I make a point of employing cheerful, up-beat, communicative teachers as they have a huge effect in creating a classroom atmosphere where misery has no part (I remember Mother Teresa saying that the prime quality she look for in prospective nurses for her hospitals was ‘cheerfulness’). Do a bit of your own homework – ask parents with kids at the school, or even the children themselves about the teachers and they’ll give you an honest answer! If there are four great teachers and four grumpy ones, it’s not a great statistic for your child’s happiness.


  • Also, check on the amount of physical fitness throughout the curriculum and school clubs. At The Manor we take the view that a healthy mind is more likely to flourish in a healthy body and plan accordingly but there can be quite a difference in the levels of sport offered from one school to the next. (There’s a great 2014 paper from Public Health England on the subject ‘The link between pupil health and well-being and attainment’ )
  • Even if your child is not very ‘sporty’, it’s worth remembering that pupils develop strength and resilience through sport, as well as by class discussions and assemblies about ‘the ability to spring back’ (the literal meaning of ‘resilience’) in the face of setbacks. There is a brilliant YouTube video of baby pandas trying to escape from a pen and never, ever giving up

What else should parents look out for?

Check what ongoing steps schools are making to stay up to date with training and latest thinking. One of our staff, for example, is currently taking a 6 month Mindfulness course to assess if it would be useful for our pupils, and we’re also keeping a keen eye on the outcome of a £7m study on the effects of Mindfulness in Schools project. And be direct when asking about how teachers boost the self-esteem of pupils. It’s an easy sentence to say but it has to be meaningfully put into practice.
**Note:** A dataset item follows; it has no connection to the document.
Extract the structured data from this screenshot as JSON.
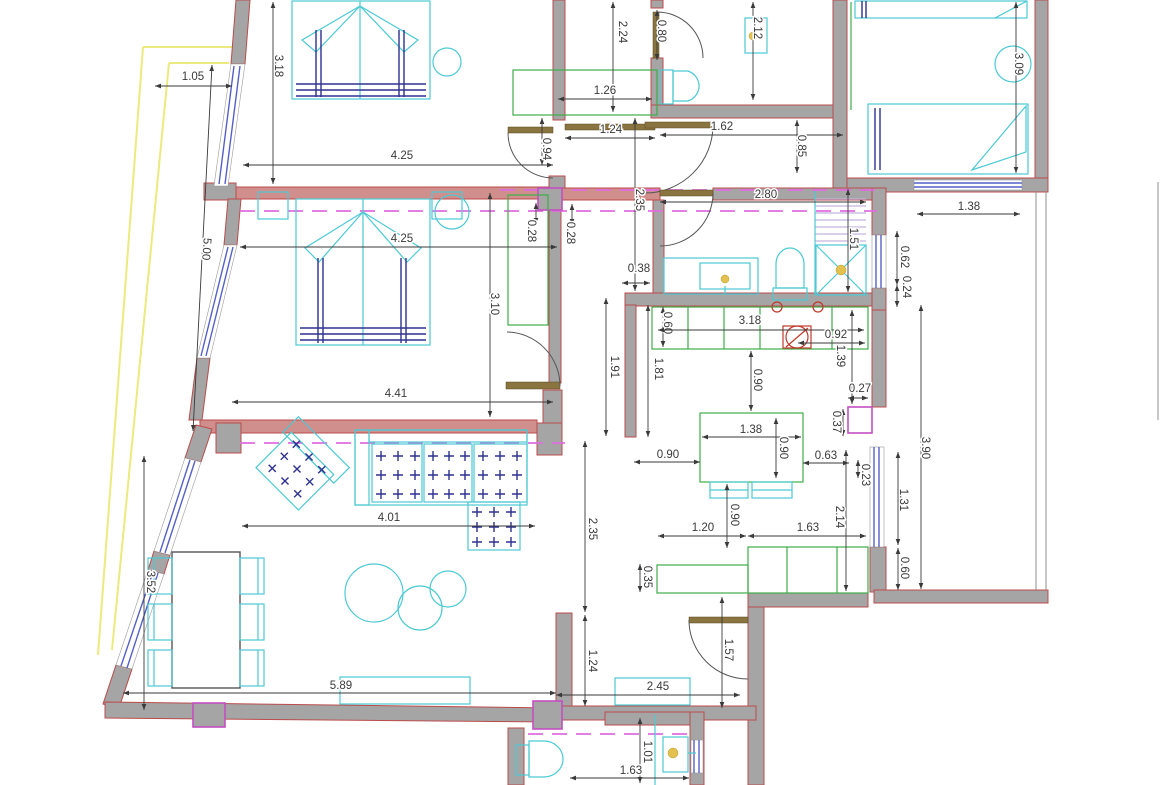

So for example, at primary school level at least, carefully written plays ensuring that every child gets a proper scripted part rather than creating ‘stars’ and ‘bit players’, Head’s Certificates of Excellence given regularly, school matches where everyone is given the opportunity to represent the school, as well as extra sporting sessions are given to the keen as well as the elite.

What can parents do to help the well-being and happiness of their children?


Plenty, I’m glad to say! Keep the family atmosphere warm-hearted and humorous, so that the child feels trusting and happy to communicate. Take active steps to protect your kids by following the Childnet advice to parents about online and social media safety I’d grit your teeth and ban the iPad/mobile phone from 9pm! Remember that academic attainment is only a tiny part of a much larger jigsaw – soft skills and team work are now recognised as equally important skills for future success. Above all, make it clear to the child that it is not vital to get A-stars across the board and lay off any pressure concerning scholarships. I have usually found that, if parents go on about scholarships their child will not get one – partly because the child inwardly reacts against the unreasonableness of the parents’ demands!